Which of the following statements is true regarding Brugada syndrome?
It is characterized by ST elevation and a pseudo-RBBB pattern in the right precordial leads with persistent ST elevation. Brugada syndrome has been described worldwide but is most common in Asian countries and is the leading cause of death in young men in part of Thailand. It is characterized by ST-segment elevation and a pseudo-RBBB pattern in the right precordial leads with persistent ST elevation. These features can be induced with sodium channel blockers such as flecainide and ajmaline. (Sotalol is a potassium channel blocker.) It is related to a mutation in the sodium channel gene. Mutations in SCN5A, which encodes the α-subunit of the cardiac sodium channel gene, have been found in up to 30% of families with Brugada syndrome. It is associated with a high incidence of sudden cardiac death resulting from VF. Risk assessment and therapy remain poorly defined at this time, but the implantation of an ICD has been advocated in patient with a Brugada pattern on their ECG and additional risk factors including a history of syncope or sudden cardiac death.
In patients with long-QT syndrome:
The mechanism of torsades de pointes (TdP) is believed to be related to early afterdepolarization. The pathognomonic arrhythmia associated with long-QT syndrome is TdP. The mechanism is believed to be related to early afterdepolarization and triggered activity. Sotalol causes QT prolongation and is contraindicated in patients with long QT. Hypokalemia, not hyperkalemia, is associated with an increase of TdP in this situation. EP testing is of no value and is not indicated for the risk stratification of patients with long-QT syndrome. Cardiac arrest occurs typically with vigorous activity and infrequently during sleep in LQT1 syndrome. Acute arousal events (emotion or noise) are much more likely to trigger events in LQT1 and LQT2 than LQT3. Events in LQT3 syndrome are common during sleep.
A 75-year-old man is admitted with upper gastrointestinal (GI) bleeding. His ECG shows sinus rhythm at 90 bpm, with a PR of 220 milliseconds, RBBB, and left anterior fascicular block. He had one episode of near syncope 2 days before this admission. His current hematocrit is 20. You are consulted regarding the need for a pacemaker.

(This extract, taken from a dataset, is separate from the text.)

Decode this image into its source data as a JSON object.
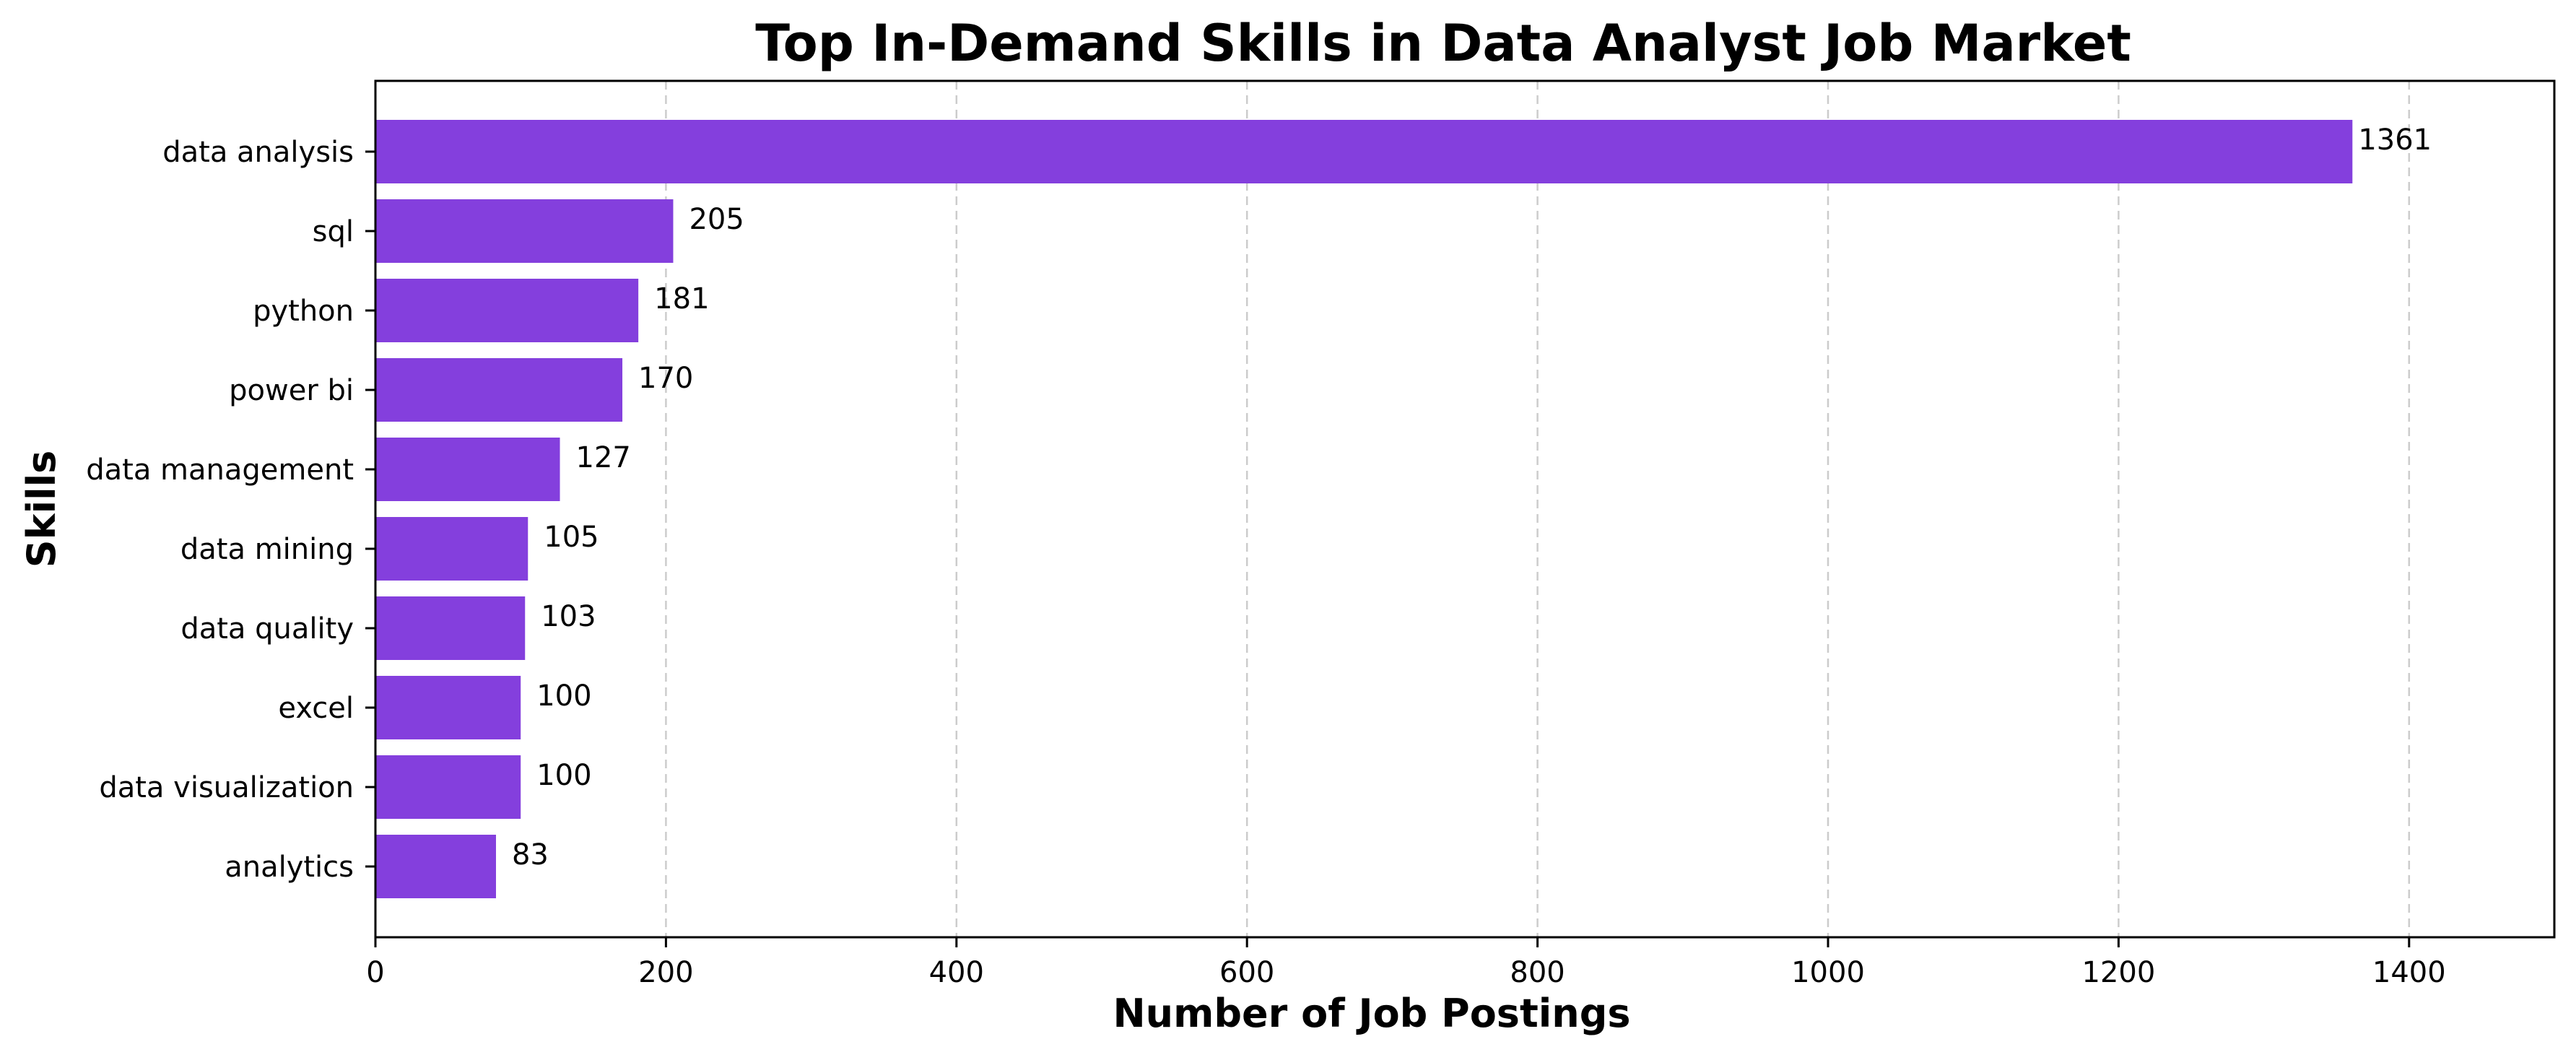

Which of the following is true?
You should perform EP testing to evaluate the AV conduction system. The patient had an episode of near-syncope, which could be related to his GI bleeding, but the possibility of intermittent heart block in the setting of bifascicular block cannot be ruled out. This is a class I indication for EP testing to evaluate AV conduction. If there is evidence of abnormally prolonged HV interval, then a permanent pacemaker should be considered.

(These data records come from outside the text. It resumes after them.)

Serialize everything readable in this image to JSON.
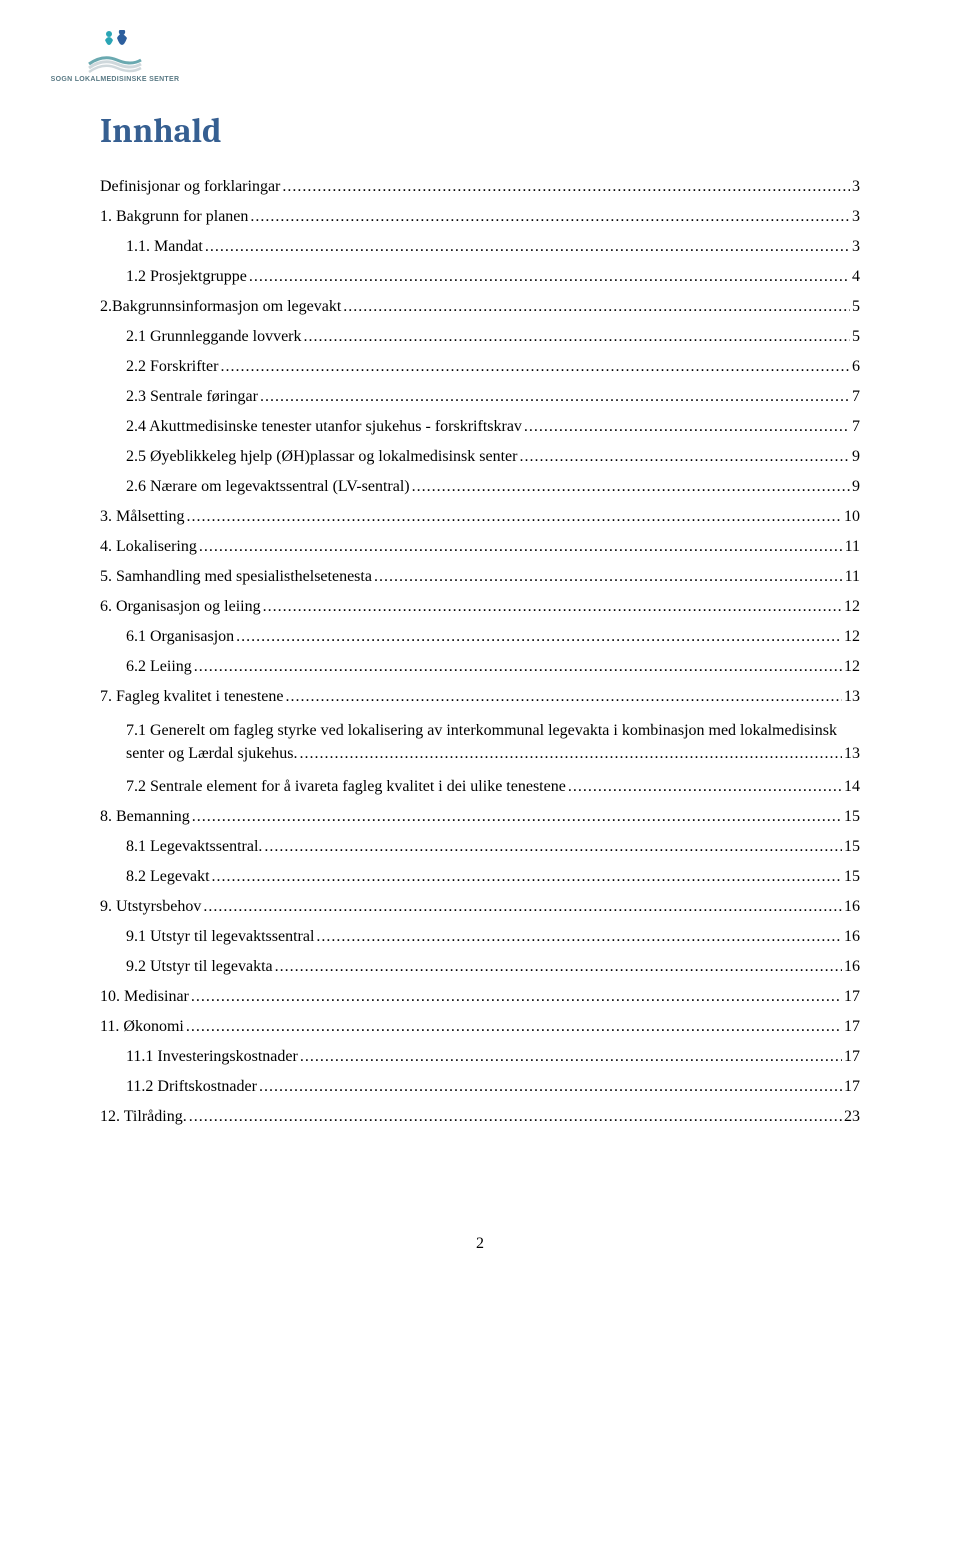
{
  "logo": {
    "text": "SOGN LOKALMEDISINSKE SENTER",
    "colors": {
      "teal": "#2aa5b5",
      "blue": "#2d5f9e",
      "wave_light": "#cfd8dc",
      "wave_teal": "#6aa9b0"
    }
  },
  "title": "Innhald",
  "title_color": "#365f91",
  "title_font": "Cambria",
  "title_fontsize": 34,
  "body_font": "Times New Roman",
  "body_fontsize": 16,
  "page_number": "2",
  "toc": [
    {
      "level": 0,
      "label": "Definisjonar og forklaringar",
      "page": "3"
    },
    {
      "level": 0,
      "label": "1. Bakgrunn for planen",
      "page": "3"
    },
    {
      "level": 1,
      "label": "1.1. Mandat",
      "page": "3"
    },
    {
      "level": 1,
      "label": "1.2 Prosjektgruppe",
      "page": "4"
    },
    {
      "level": 0,
      "label": "2.Bakgrunnsinformasjon om legevakt",
      "page": "5"
    },
    {
      "level": 1,
      "label": "2.1 Grunnleggande lovverk",
      "page": "5"
    },
    {
      "level": 1,
      "label": "2.2 Forskrifter",
      "page": "6"
    },
    {
      "level": 1,
      "label": "2.3 Sentrale føringar",
      "page": "7"
    },
    {
      "level": 1,
      "label": "2.4 Akuttmedisinske tenester utanfor sjukehus - forskriftskrav",
      "page": "7"
    },
    {
      "level": 1,
      "label": "2.5 Øyeblikkeleg hjelp (ØH)plassar og lokalmedisinsk senter",
      "page": "9"
    },
    {
      "level": 1,
      "label": "2.6 Nærare om legevaktssentral (LV-sentral)",
      "page": "9"
    },
    {
      "level": 0,
      "label": "3. Målsetting",
      "page": "10"
    },
    {
      "level": 0,
      "label": "4. Lokalisering",
      "page": "11"
    },
    {
      "level": 0,
      "label": "5. Samhandling med spesialisthelsetenesta",
      "page": "11"
    },
    {
      "level": 0,
      "label": "6. Organisasjon og leiing",
      "page": "12"
    },
    {
      "level": 1,
      "label": "6.1 Organisasjon",
      "page": "12"
    },
    {
      "level": 1,
      "label": "6.2 Leiing",
      "page": "12"
    },
    {
      "level": 0,
      "label": "7. Fagleg kvalitet i tenestene",
      "page": "13"
    },
    {
      "level": 1,
      "label": "7.1 Generelt om fagleg styrke ved lokalisering av interkommunal legevakta i kombinasjon med lokalmedisinsk senter og Lærdal sjukehus.",
      "page": "13",
      "wrap": true
    },
    {
      "level": 1,
      "label": "7.2 Sentrale element for å ivareta fagleg kvalitet i dei ulike tenestene",
      "page": "14"
    },
    {
      "level": 0,
      "label": "8. Bemanning",
      "page": "15"
    },
    {
      "level": 1,
      "label": "8.1 Legevaktssentral.",
      "page": "15"
    },
    {
      "level": 1,
      "label": "8.2 Legevakt",
      "page": "15"
    },
    {
      "level": 0,
      "label": "9. Utstyrsbehov",
      "page": "16"
    },
    {
      "level": 1,
      "label": "9.1 Utstyr til legevaktssentral",
      "page": "16"
    },
    {
      "level": 1,
      "label": "9.2 Utstyr til legevakta",
      "page": "16"
    },
    {
      "level": 0,
      "label": "10. Medisinar",
      "page": "17"
    },
    {
      "level": 0,
      "label": "11. Økonomi",
      "page": "17"
    },
    {
      "level": 1,
      "label": "11.1 Investeringskostnader",
      "page": "17"
    },
    {
      "level": 1,
      "label": "11.2 Driftskostnader",
      "page": "17"
    },
    {
      "level": 0,
      "label": "12. Tilråding.",
      "page": "23"
    }
  ]
}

If the syncopal episode was remote from the GI bleeding and based on the clinical history of the events there was a concern for intermittent highdegree AV block causing symptoms, then empiric placement of a PPM without an EP study prior would carry a class IIa indication. There is no indication for ICD placement in this setting. β-Blockers would blunt a reactive tachycardia resulting from the patient’s anemia.
Which of the following criteria is most helpful in differentiating supraventricular tachycardia (SVT) from VT in a patient presenting with wide complex tachycardia?
There is AV dissociation. In patients presenting with wide complex tachycardia, the presence of AV dissociation is highly specific for VT. All the other listed parameters suffer from significant overlap between SVT and VT.
A 76-year-old man walks into the emergency room reporting palpitations and dizziness. A 12-lead ECG shows wide complex tachycardia at a rate of 160 bpm. His BP is 110/50 mmHg. He reports that he recently sustained an MI. He has not had any similar symptoms before.
Which of the following should be included in further evaluation and treatment of his arrhythmia?
Procainamide, 15 mg/kg IV over 30 to 60 minutes. Wide complex tachycardia occurring after MI is most likely to be VT. Verapamil is contraindicated in this setting, as it might lead to hypotension and VF. DC cardioversion can be used if the patient does not respond to antiarrhythmic therapy or if he becomes hemodynamically unstable. Procainamide is the drug of choice because it treats ventricular as well as supraventricular arrhythmia. There is no role for digoxin and no need for urgent cardiac catheterization in this situation.